ビンス無罪“ステロイド裁判”エピソード04=マクデビット弁護士の反撃――フミ斎藤のプロレス講座別冊WWEヒストリー第157回
※全20話のシリーズとして“ザ・ステロイド裁判”をお届け。この裁判はいまから22年まえの1994年7月、ニューヨーク州ユニオンデールの連邦裁判所で公判がおこなわれた刑事裁判である
ビンス・マクマホンとタイタン・スポーツ社(WWEの親会社=当時)の代理人、ジェリー・マクデビット弁護士とローラ・ブレベッティ弁護士によるジョージ・サホリアン医師への反対尋問がはじまった。
3年まえ(1991年年6月)のみずからの“ステロイド裁判”で有罪判決を受け、この時点では服役中の受刑者だったザホリアン医師は、検察サイドが描いた事件のシナリオを順序よく組み立てていくために用意された、いわば都合のいい証人だった。
マクデビット弁護士は、この裁判での証言と交換条件にザホリアン医師の刑務所内での待遇が改善された点を追求し、さらに1991年の裁判での偽証罪が1993年3月4日付でなぜか免責扱いになっている事実を指摘。ブレベッティ弁護士は、司法省によって接収されたザホリアン医師の自宅兼クリニックが競売にかけられたさい、8万ドルの落札額のうちの半分にあたる4万ドルがザホリアン医師の妻の手に渡ったことを指摘した。

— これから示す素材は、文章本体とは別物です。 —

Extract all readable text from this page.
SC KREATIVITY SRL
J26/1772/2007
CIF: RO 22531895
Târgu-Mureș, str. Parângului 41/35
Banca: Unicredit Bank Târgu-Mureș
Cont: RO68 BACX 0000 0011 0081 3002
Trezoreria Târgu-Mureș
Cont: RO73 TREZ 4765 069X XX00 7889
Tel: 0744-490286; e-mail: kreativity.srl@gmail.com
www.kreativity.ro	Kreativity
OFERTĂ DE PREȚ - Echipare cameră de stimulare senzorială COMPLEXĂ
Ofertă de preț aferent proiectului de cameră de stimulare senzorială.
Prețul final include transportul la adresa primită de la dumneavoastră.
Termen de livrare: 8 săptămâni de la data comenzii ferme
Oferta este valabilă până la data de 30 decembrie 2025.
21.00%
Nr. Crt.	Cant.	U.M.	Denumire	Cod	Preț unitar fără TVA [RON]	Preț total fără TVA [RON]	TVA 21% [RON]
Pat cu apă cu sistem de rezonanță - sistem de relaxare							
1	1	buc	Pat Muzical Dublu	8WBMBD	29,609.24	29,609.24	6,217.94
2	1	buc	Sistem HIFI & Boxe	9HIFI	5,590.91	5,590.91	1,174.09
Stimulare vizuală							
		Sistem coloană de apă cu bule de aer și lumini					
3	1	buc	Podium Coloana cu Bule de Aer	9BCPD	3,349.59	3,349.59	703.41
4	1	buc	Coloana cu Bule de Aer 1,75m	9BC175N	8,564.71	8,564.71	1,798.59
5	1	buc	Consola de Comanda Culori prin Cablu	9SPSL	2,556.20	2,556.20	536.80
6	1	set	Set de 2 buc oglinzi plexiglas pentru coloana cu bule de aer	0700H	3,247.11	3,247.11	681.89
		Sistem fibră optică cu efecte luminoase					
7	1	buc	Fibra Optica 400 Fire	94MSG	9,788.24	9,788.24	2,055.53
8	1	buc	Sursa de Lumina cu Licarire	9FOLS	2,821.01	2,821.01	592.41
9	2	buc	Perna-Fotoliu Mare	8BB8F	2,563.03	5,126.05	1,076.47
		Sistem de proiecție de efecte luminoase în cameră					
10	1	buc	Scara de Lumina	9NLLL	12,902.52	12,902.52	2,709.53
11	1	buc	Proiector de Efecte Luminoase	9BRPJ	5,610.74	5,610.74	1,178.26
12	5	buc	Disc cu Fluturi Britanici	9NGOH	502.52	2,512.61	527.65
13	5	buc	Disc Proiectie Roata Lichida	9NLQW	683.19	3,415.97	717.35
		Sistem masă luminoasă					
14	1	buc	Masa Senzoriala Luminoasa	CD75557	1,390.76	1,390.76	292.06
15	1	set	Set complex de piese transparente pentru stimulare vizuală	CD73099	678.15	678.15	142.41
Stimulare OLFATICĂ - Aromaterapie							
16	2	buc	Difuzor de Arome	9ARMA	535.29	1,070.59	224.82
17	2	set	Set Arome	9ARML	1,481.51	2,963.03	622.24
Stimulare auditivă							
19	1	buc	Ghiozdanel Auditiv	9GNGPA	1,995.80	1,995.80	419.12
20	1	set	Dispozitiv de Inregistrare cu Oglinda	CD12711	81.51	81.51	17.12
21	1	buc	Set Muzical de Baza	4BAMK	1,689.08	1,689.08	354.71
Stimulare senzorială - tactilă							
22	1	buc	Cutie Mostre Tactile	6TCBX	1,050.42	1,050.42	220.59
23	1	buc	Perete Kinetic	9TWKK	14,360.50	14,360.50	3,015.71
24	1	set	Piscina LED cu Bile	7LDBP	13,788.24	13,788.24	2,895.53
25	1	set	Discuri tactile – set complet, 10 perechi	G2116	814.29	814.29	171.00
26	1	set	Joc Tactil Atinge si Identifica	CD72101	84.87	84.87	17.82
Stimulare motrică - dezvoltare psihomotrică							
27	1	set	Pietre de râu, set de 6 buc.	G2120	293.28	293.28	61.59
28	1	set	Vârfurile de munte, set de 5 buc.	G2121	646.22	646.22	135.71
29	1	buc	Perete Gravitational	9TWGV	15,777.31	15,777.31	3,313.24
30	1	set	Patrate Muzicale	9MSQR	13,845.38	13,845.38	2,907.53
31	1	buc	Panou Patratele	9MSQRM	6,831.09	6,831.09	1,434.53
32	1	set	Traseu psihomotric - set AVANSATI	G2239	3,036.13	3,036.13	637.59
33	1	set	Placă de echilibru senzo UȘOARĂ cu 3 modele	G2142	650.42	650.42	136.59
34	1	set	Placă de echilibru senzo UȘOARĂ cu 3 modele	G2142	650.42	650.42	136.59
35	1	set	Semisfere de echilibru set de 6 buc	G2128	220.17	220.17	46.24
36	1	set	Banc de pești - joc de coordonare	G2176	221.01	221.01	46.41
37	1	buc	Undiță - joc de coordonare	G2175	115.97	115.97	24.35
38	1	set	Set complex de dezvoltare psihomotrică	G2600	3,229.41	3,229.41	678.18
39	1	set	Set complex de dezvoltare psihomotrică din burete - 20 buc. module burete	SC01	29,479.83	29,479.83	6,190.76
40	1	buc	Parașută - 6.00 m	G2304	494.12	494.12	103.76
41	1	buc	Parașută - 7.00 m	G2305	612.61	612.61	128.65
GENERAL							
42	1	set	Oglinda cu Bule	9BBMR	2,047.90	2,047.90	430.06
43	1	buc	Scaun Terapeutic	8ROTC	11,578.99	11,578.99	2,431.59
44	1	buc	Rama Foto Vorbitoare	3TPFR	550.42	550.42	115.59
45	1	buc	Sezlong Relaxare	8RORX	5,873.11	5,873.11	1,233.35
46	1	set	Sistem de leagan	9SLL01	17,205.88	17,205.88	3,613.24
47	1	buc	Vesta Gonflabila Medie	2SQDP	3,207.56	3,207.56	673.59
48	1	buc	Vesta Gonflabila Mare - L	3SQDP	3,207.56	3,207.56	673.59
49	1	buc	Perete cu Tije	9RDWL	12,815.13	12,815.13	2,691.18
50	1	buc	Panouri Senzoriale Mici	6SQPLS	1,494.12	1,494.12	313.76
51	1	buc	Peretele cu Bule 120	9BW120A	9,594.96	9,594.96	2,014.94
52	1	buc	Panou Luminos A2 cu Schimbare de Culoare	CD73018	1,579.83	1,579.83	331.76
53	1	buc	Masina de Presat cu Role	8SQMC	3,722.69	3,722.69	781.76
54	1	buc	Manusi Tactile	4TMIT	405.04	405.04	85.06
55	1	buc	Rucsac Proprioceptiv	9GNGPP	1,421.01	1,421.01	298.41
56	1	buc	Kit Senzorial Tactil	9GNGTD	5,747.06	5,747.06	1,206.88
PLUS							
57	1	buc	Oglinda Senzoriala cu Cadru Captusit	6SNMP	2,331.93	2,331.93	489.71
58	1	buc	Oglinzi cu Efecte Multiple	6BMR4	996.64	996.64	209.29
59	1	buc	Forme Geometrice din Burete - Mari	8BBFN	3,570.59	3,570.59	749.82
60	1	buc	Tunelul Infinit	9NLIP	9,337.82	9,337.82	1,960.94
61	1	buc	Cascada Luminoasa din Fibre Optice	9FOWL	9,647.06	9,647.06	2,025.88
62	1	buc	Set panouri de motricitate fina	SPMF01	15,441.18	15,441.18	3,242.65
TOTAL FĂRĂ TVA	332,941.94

マクデビット弁護士とブレベッティ弁護士の狙いは、ザホリアン医師が“検察サイドの操り人形”であるというイメージを陪審員に与えることだったが、ジェイコブ・ミシュラー裁判長の「本件と直接関係のない、あまり重要ではない情報はできるだけ省略するように」のひと言でこの問答にはストップがかかった。